Ползучая мерзость населяла питьевую воду, ибо солдаты иногда строили переправы через реки из дохлых лошадей и гнилого мяса. Всякие хвори, от малярии до дизентерии, именовались тифом, а полковой лекарь, не умея отличить больного от симулянта, почитал за лучшее причислять всех к последним. В один день Гальвина вытошнило восемь раз, в конце — чистой кровью. Он сидел у полевого лазарета, надеясь получить от доктора хинин либо опиум, а из окна каждые десять минут вылетали то руки, то ноги.
В лагерях не обходилось без болезней, зато были книги. Свалив у себя в палатке все, что присылали солдатам из дому, помощник лекаря устраивал библиотеку. В книгах попадались иллюстрации, Гальвину нравилось их разглядывать, а временами адъютант либо соседи по палатке читали вслух рассказ либо стихотворение. В фельдшерской библиотеке Гальвин отыскал блестящий сине-золотой сборник поэм Лонгфелло. Он не смог прочесть на обложке имя, но узнал портрет, выгравированный на первой странице, — такой же точно был в книжке его жены. Гарриет Гальвин неустанно повторяла, что поэмы Лонгфелло выводят своих героев к свету и счастию, даже когда те ступают на мрачную тропу; так случилось с Эванджелиной и ее кавалером — новая страна разлучила возлюбленных, однако лишь для того, чтоб те вновь отыскали друг друга, когда она служила санитаркой, а он умирал от тифа. Гальвин воображал, что поэма — про них с Гарриет, и легче становилось смотреть, как падают вокруг солдаты.
Вскоре после того, как, наслушавшись странствующего оратора, Бенджамин оставил тетушкину ферму и явился в Бостон помогать аболиционистам, случилась драка меж ним и двумя ирландцами, что своими воплями пытались сорвать аболиционистский митинг. Один из организаторов взял Гальвина к себе домой приходить в чувство, и Гарриет, дочь этого политика, тут же в бедолагу влюбилась. До той поры она не встречала человека, даже среди друзей отца, кто столь же уверенно отличал правое дело от неправого — без нездоровых разглагольствований о политике и влияниях.
— Порой я думаю, что свою миссию ты любишь более, нежели людей, — обронила Гарриет во времена их ухаживаний, однако Гальвин был слишком простодушен, дабы счесть свое занятие миссией.

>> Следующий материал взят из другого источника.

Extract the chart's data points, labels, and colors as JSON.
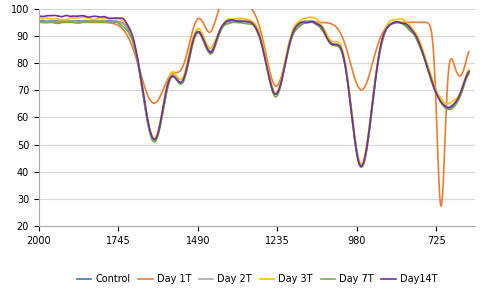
{
  "title": "",
  "xlabel": "",
  "ylabel": "",
  "xlim": [
    2000,
    600
  ],
  "ylim": [
    20,
    100
  ],
  "yticks": [
    20,
    30,
    40,
    50,
    60,
    70,
    80,
    90,
    100
  ],
  "xticks": [
    2000,
    1745,
    1490,
    1235,
    980,
    725
  ],
  "legend_labels": [
    "Control",
    "Day 1T",
    "Day 2T",
    "Day 3T",
    "Day 7T",
    "Day14T"
  ],
  "colors": {
    "Control": "#4472C4",
    "Day 1T": "#ED7D31",
    "Day 2T": "#A5A5A5",
    "Day 3T": "#FFC000",
    "Day 7T": "#70AD47",
    "Day14T": "#7030A0"
  },
  "background_color": "#FFFFFF",
  "grid_color": "#D9D9D9"
}
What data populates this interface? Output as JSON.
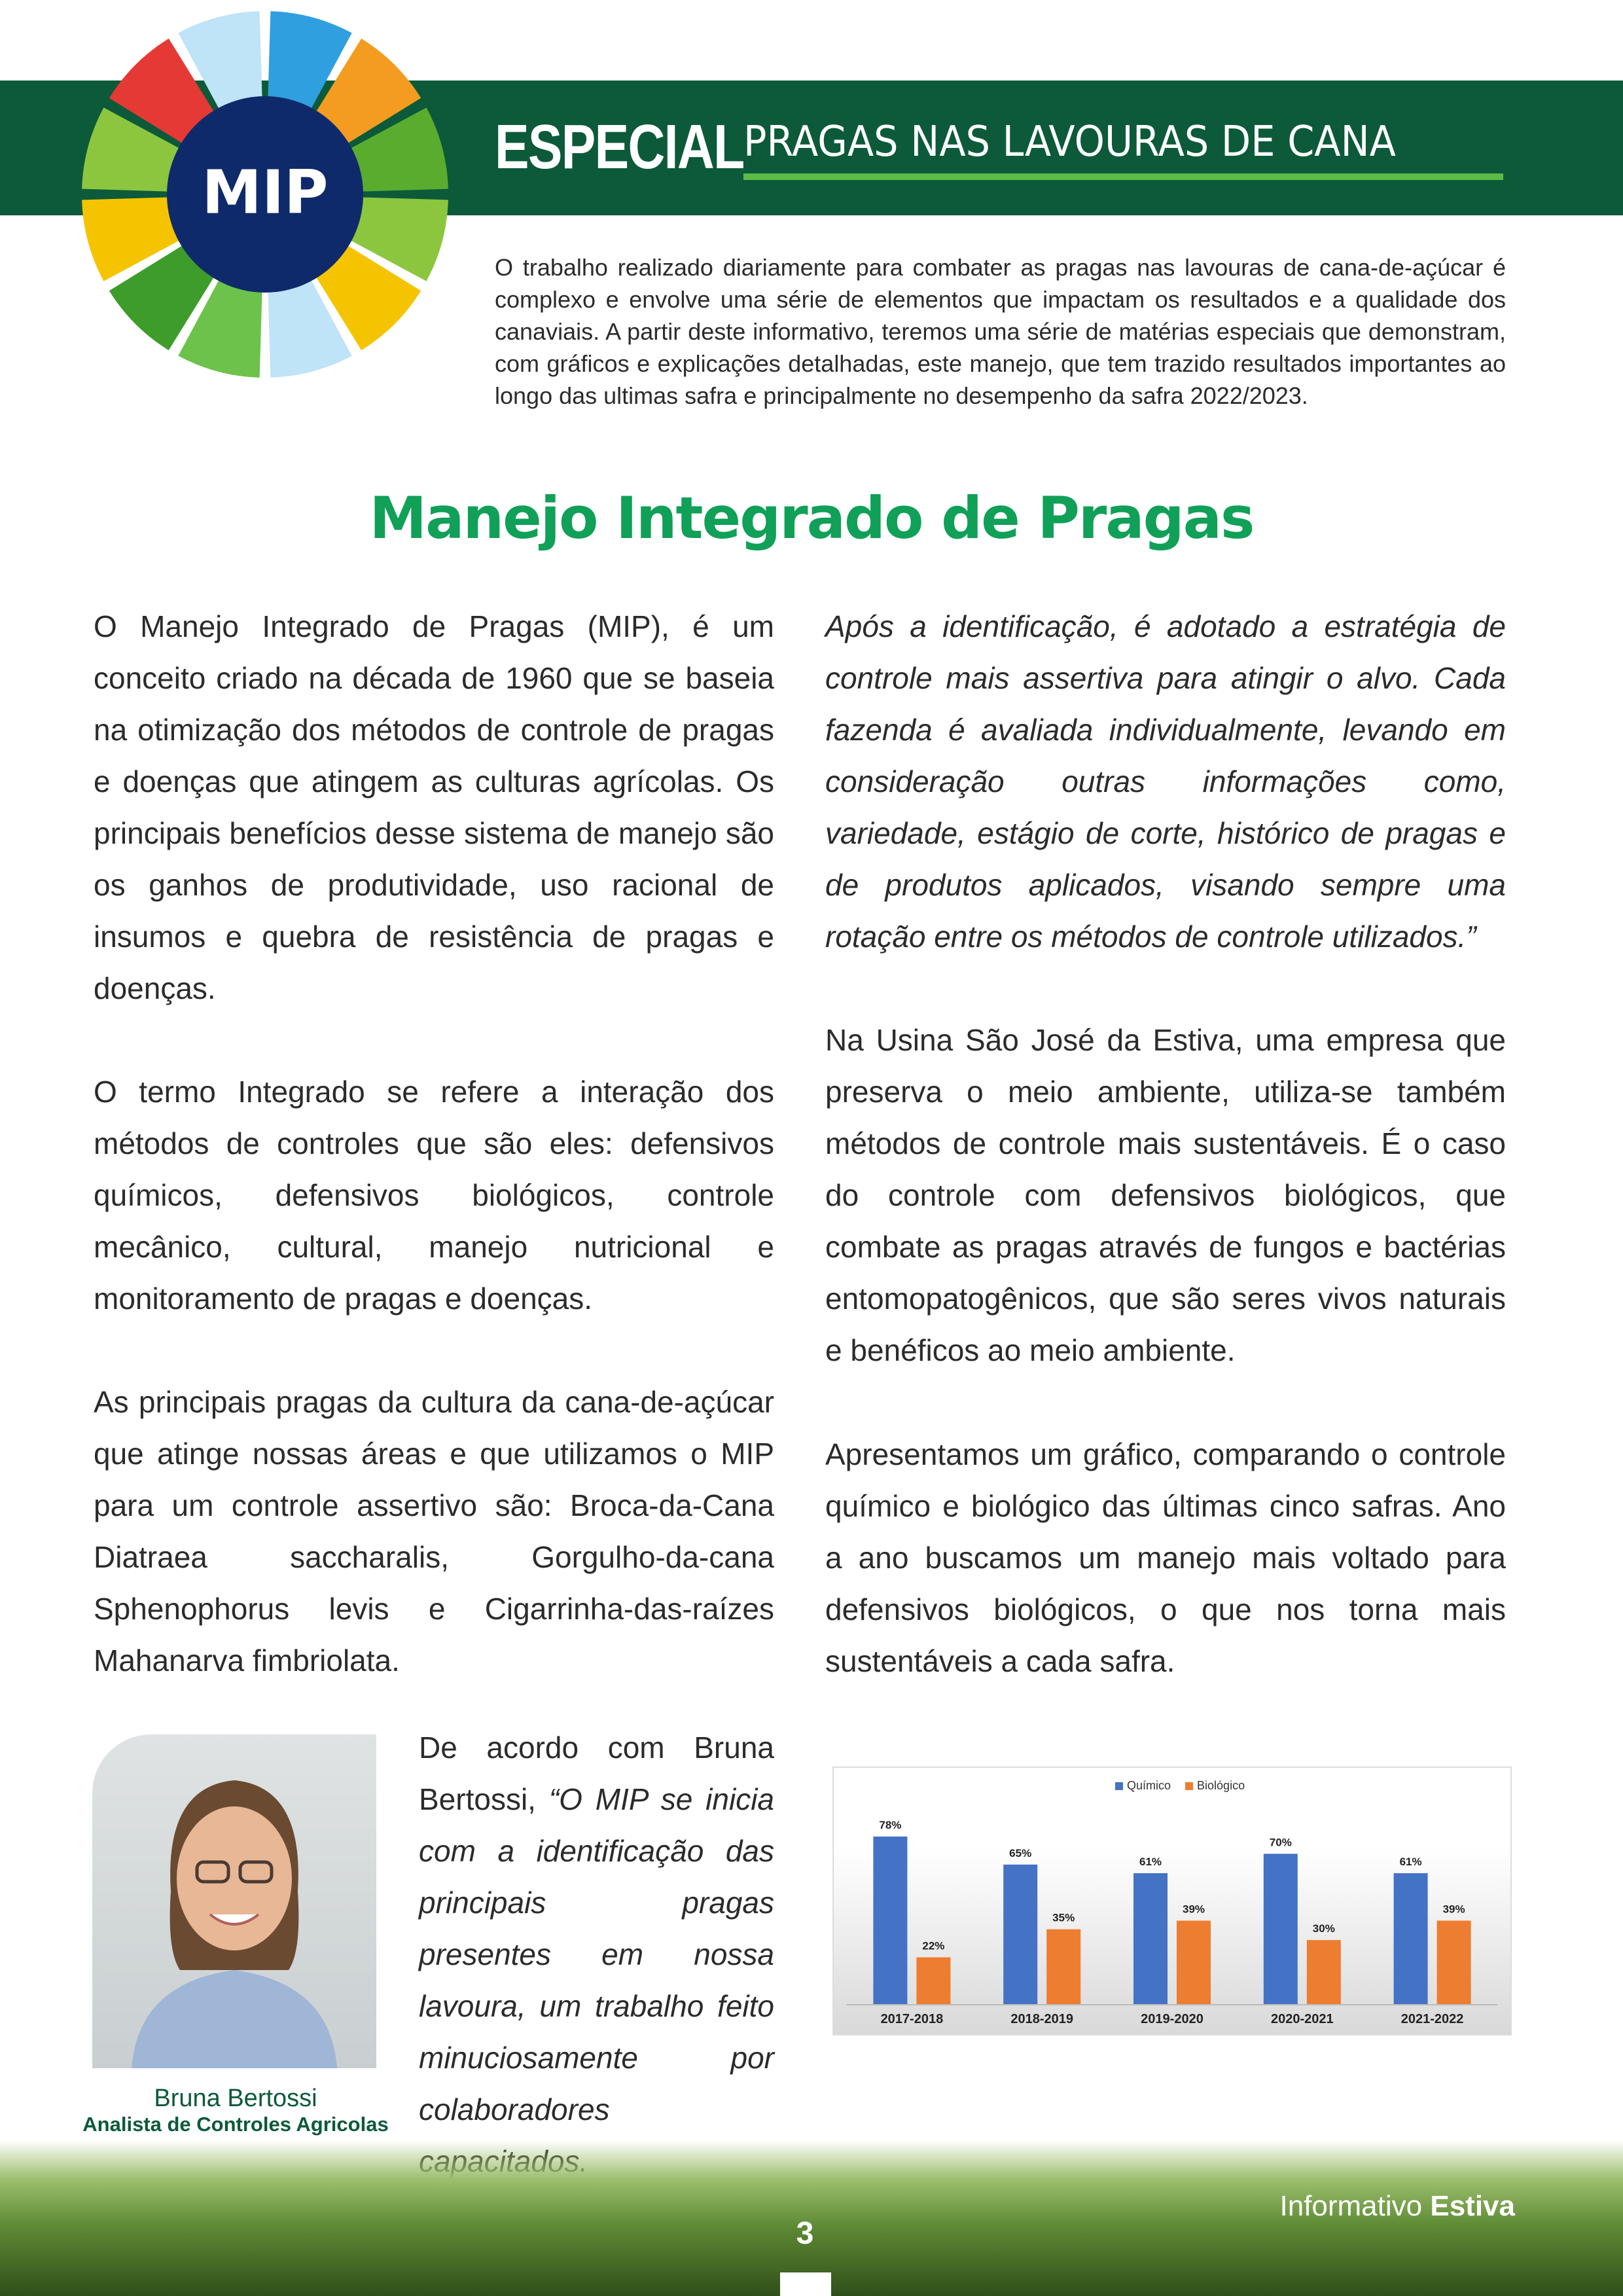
{
  "logo": {
    "label": "MIP"
  },
  "header": {
    "kicker": "ESPECIAL",
    "title": "PRAGAS NAS LAVOURAS DE CANA"
  },
  "intro": "O trabalho realizado diariamente para combater as pragas nas lavouras de cana-de-açúcar é complexo e envolve uma série de elementos que impactam os resultados e a qualidade dos canaviais. A partir deste informativo, teremos uma série de matérias especiais que demonstram, com gráficos e explicações detalhadas, este manejo, que tem trazido resultados importantes ao longo das ultimas safra e principalmente no desempenho da safra 2022/2023.",
  "article": {
    "title": "Manejo Integrado de Pragas",
    "left": [
      "O Manejo Integrado de Pragas (MIP), é um conceito criado na década de 1960 que se baseia na otimização dos métodos de controle de pragas e doenças que atingem as culturas agrícolas. Os principais benefícios desse sistema de manejo são os ganhos de produtividade, uso racional de insumos e quebra de resistência de pragas e doenças.",
      "O termo Integrado se refere a interação dos métodos de controles que são eles: defensivos químicos, defensivos biológicos, controle mecânico, cultural, manejo nutricional e monitoramento de pragas e doenças.",
      "As principais pragas da cultura da cana-de-açúcar que atinge nossas áreas e que utilizamos o MIP para um controle assertivo são: Broca-da-Cana Diatraea saccharalis, Gorgulho-da-cana Sphenophorus levis e Cigarrinha-das-raízes Mahanarva fimbriolata."
    ],
    "quote_intro": "De acordo com Bruna Bertossi,",
    "quote": "“O MIP se inicia com a identificação das principais pragas presentes em nossa lavoura, um trabalho feito minuciosamente por colaboradores capacitados.",
    "right": [
      "Após a identificação, é adotado a estratégia de controle mais assertiva para atingir o alvo. Cada fazenda é avaliada individualmente, levando em consideração outras informações como, variedade, estágio de corte, histórico de pragas e de produtos aplicados, visando sempre uma rotação entre os métodos de controle utilizados.”",
      "Na Usina São José da Estiva, uma empresa que preserva o meio ambiente, utiliza-se também métodos de controle mais sustentáveis. É o caso do controle com defensivos biológicos, que combate as pragas através de fungos e bactérias entomopatogênicos, que são seres vivos naturais e benéficos ao meio ambiente.",
      "Apresentamos um gráfico, comparando o controle químico e biológico das últimas cinco safras. Ano a ano buscamos um manejo mais voltado para defensivos biológicos, o que nos torna mais sustentáveis a cada safra."
    ]
  },
  "person": {
    "name": "Bruna Bertossi",
    "role": "Analista de Controles Agricolas"
  },
  "chart_data": {
    "type": "bar",
    "categories": [
      "2017-2018",
      "2018-2019",
      "2019-2020",
      "2020-2021",
      "2021-2022"
    ],
    "series": [
      {
        "name": "Químico",
        "color": "#4472c4",
        "values": [
          78,
          65,
          61,
          70,
          61
        ],
        "value_labels": [
          "78%",
          "65%",
          "61%",
          "70%",
          "61%"
        ]
      },
      {
        "name": "Biológico",
        "color": "#ed7d31",
        "values": [
          22,
          35,
          39,
          30,
          39
        ],
        "value_labels": [
          "22%",
          "35%",
          "39%",
          "30%",
          "39%"
        ]
      }
    ],
    "legend": "top"
  },
  "footer": {
    "brand_prefix": "Informativo",
    "brand_name": "Estiva",
    "page_number": "3"
  }
}
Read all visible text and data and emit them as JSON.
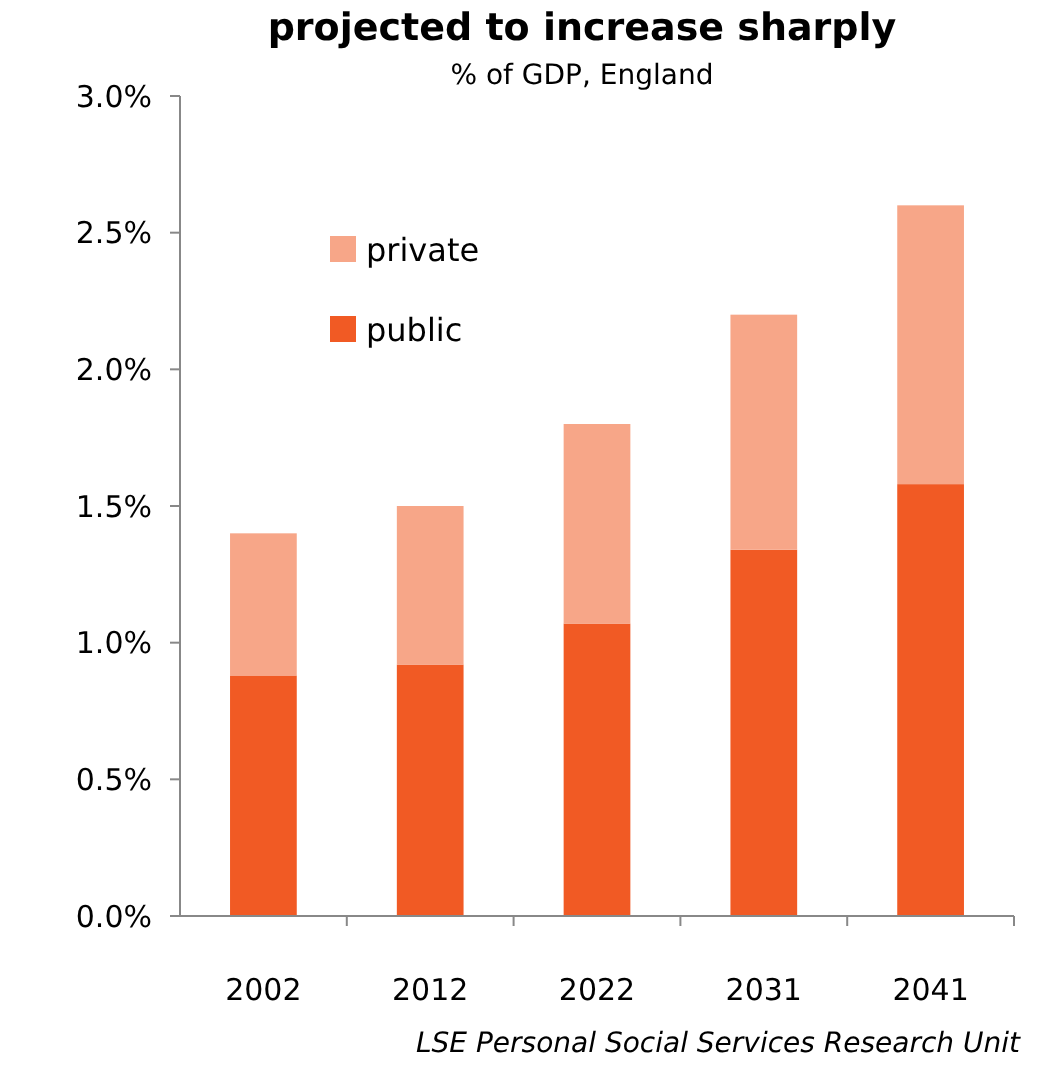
{
  "chart_data": {
    "type": "bar",
    "title": "projected to increase sharply",
    "subtitle": "% of GDP, England",
    "categories": [
      "2002",
      "2012",
      "2022",
      "2031",
      "2041"
    ],
    "stacked": true,
    "series": [
      {
        "name": "public",
        "color": "#f15a24",
        "values": [
          0.88,
          0.92,
          1.07,
          1.34,
          1.58
        ]
      },
      {
        "name": "private",
        "color": "#f7a688",
        "values": [
          0.52,
          0.58,
          0.73,
          0.86,
          1.02
        ]
      }
    ],
    "ylim": [
      0,
      3
    ],
    "yticks": [
      {
        "value": 0,
        "label": "0.0%"
      },
      {
        "value": 0.5,
        "label": "0.5%"
      },
      {
        "value": 1,
        "label": "1.0%"
      },
      {
        "value": 1.5,
        "label": "1.5%"
      },
      {
        "value": 2,
        "label": "2.0%"
      },
      {
        "value": 2.5,
        "label": "2.5%"
      },
      {
        "value": 3,
        "label": "3.0%"
      }
    ],
    "legend": "top left",
    "grid": false,
    "annotations": [
      "LSE Personal Social Services Research Unit"
    ]
  }
}
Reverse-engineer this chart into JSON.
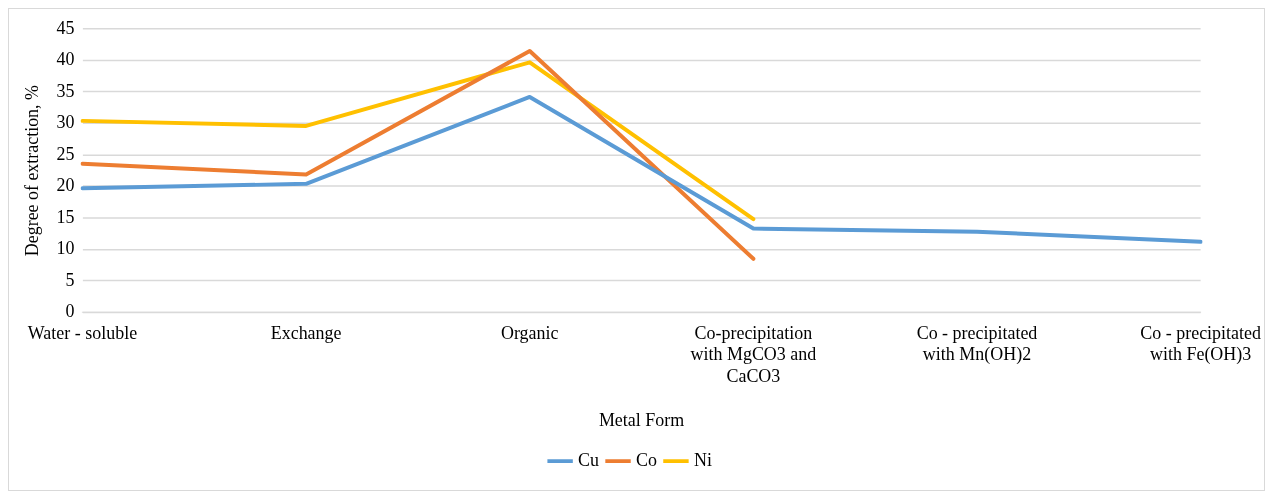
{
  "chart_data": {
    "type": "line",
    "xlabel": "Metal Form",
    "ylabel": "Degree of extraction, %",
    "categories": [
      "Water - soluble",
      "Exchange",
      "Organic",
      "Co-precipitation with MgCO3 and CaCO3",
      "Co - precipitated with Mn(OH)2",
      "Co - precipitated with Fe(OH)3"
    ],
    "series": [
      {
        "name": "Cu",
        "color": "#5b9bd5",
        "values": [
          19.7,
          20.4,
          34.2,
          13.3,
          12.8,
          11.2
        ]
      },
      {
        "name": "Co",
        "color": "#ed7d31",
        "values": [
          23.6,
          21.9,
          41.5,
          8.5,
          null,
          null
        ]
      },
      {
        "name": "Ni",
        "color": "#ffc000",
        "values": [
          30.4,
          29.6,
          39.7,
          14.8,
          null,
          null
        ]
      }
    ],
    "ylim": [
      0,
      45
    ],
    "yticks": [
      0,
      5,
      10,
      15,
      20,
      25,
      30,
      35,
      40,
      45
    ],
    "grid": "y",
    "legend": "bottom",
    "marker": "none",
    "line_style": "solid"
  }
}
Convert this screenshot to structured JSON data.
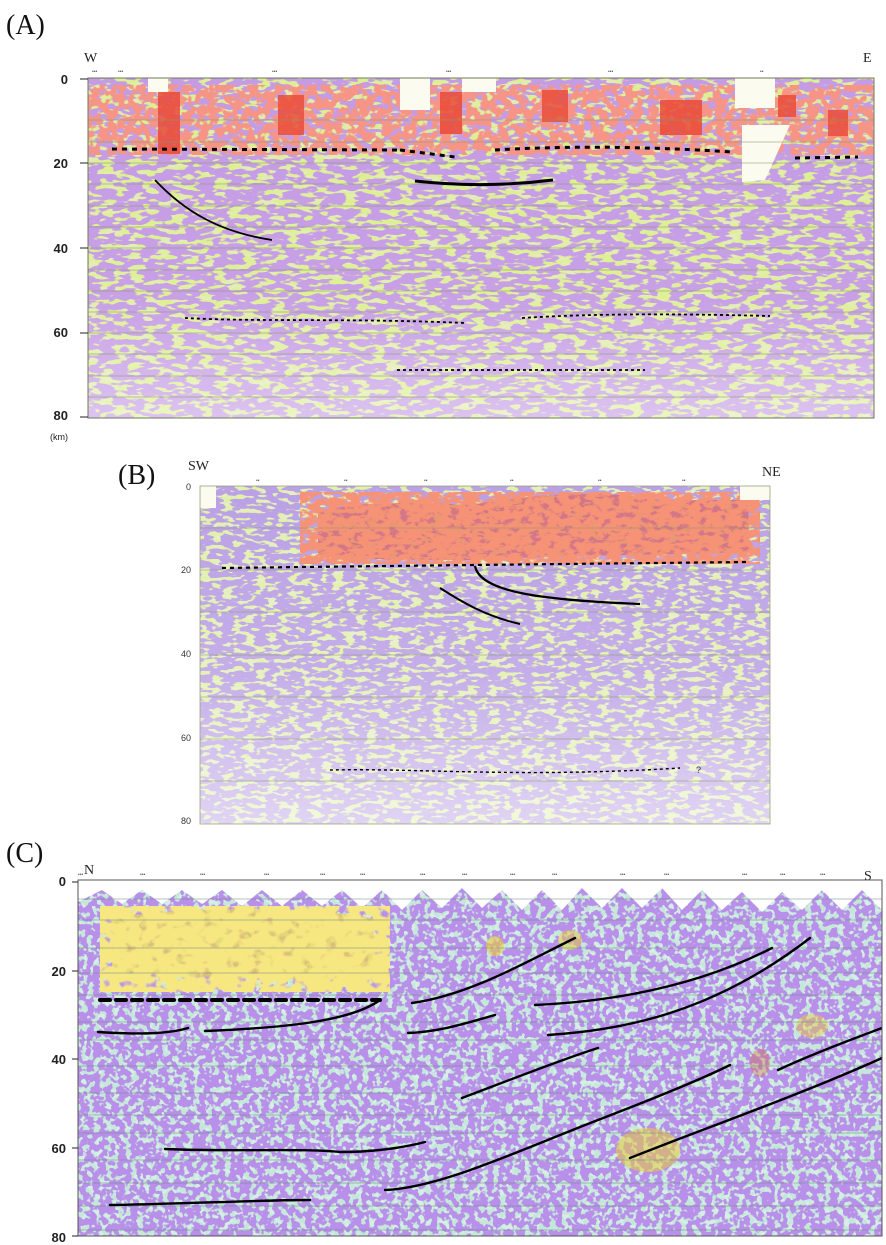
{
  "panels": [
    {
      "id": "A",
      "label": "(A)",
      "left_dir": "W",
      "right_dir": "E",
      "depth_ticks": [
        "0",
        "20",
        "40",
        "60",
        "80"
      ],
      "unit": "(km)",
      "colors": {
        "base": "#e2ecb2",
        "low": "#c6df5a",
        "mid": "#8b54c8",
        "hot": "#e6493a"
      }
    },
    {
      "id": "B",
      "label": "(B)",
      "left_dir": "SW",
      "right_dir": "NE",
      "depth_ticks": [
        "0",
        "20",
        "40",
        "60",
        "80"
      ],
      "question_mark": "?",
      "colors": {
        "base": "#e4eec0",
        "low": "#c8de62",
        "mid": "#7d5ac8",
        "hot": "#ea4a2e"
      }
    },
    {
      "id": "C",
      "label": "(C)",
      "left_dir": "N",
      "right_dir": "S",
      "depth_ticks": [
        "0",
        "20",
        "40",
        "60",
        "80"
      ],
      "colors": {
        "base": "#d6eee6",
        "low": "#a8d6c6",
        "mid": "#7a46d2",
        "hot": "#e8cc3a"
      }
    }
  ]
}
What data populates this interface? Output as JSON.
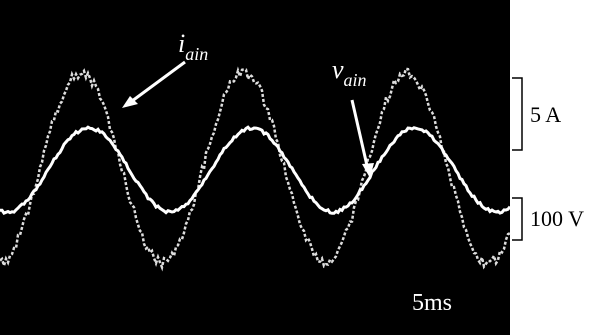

У нее сердце обливалось кровью, когда он рассказывал, как от пятнистой лихорадки умерли его родители — сам Гальвин был тогда совсем юн. Она научила его алфавиту, заставляя выводить буквы на грифельной доске: теперь он умел писать собственное имя. Они поженились в тот день, когда Гальвин решил пойти на войну добровольцем. Когда он воротится, пообещала Гарриет, она научит его читать целые книги. А потому, сказала она, он обязан прийти живым. Лежа на жесткой койке, Гальвин ворочался под одеялом и вспоминал ровный мелодичный голос своей жены.
Под обстрелом солдаты непроизвольно хохотали либо дико визжали, а лица чернели от пороха, ибо гильзы они принуждены были в дикой спешке вскрывать зубами. Другие заряжали и стреляли, не целясь, и Гальвин полагал, что все эти люди посходили с ума. Оглушающая канонада прокатывалась по земле, неся такой страх, что перепуганные зайцы содрогались своими крошечными телами, перескакивали через трупы, мчались к норам и распластывались по траве, укрытой кровавым паром.
98
Фэнл-Холл — здание в Бостоне на рыночной площади, где во время Войны за независимость собирались патриотически настроенные граждане.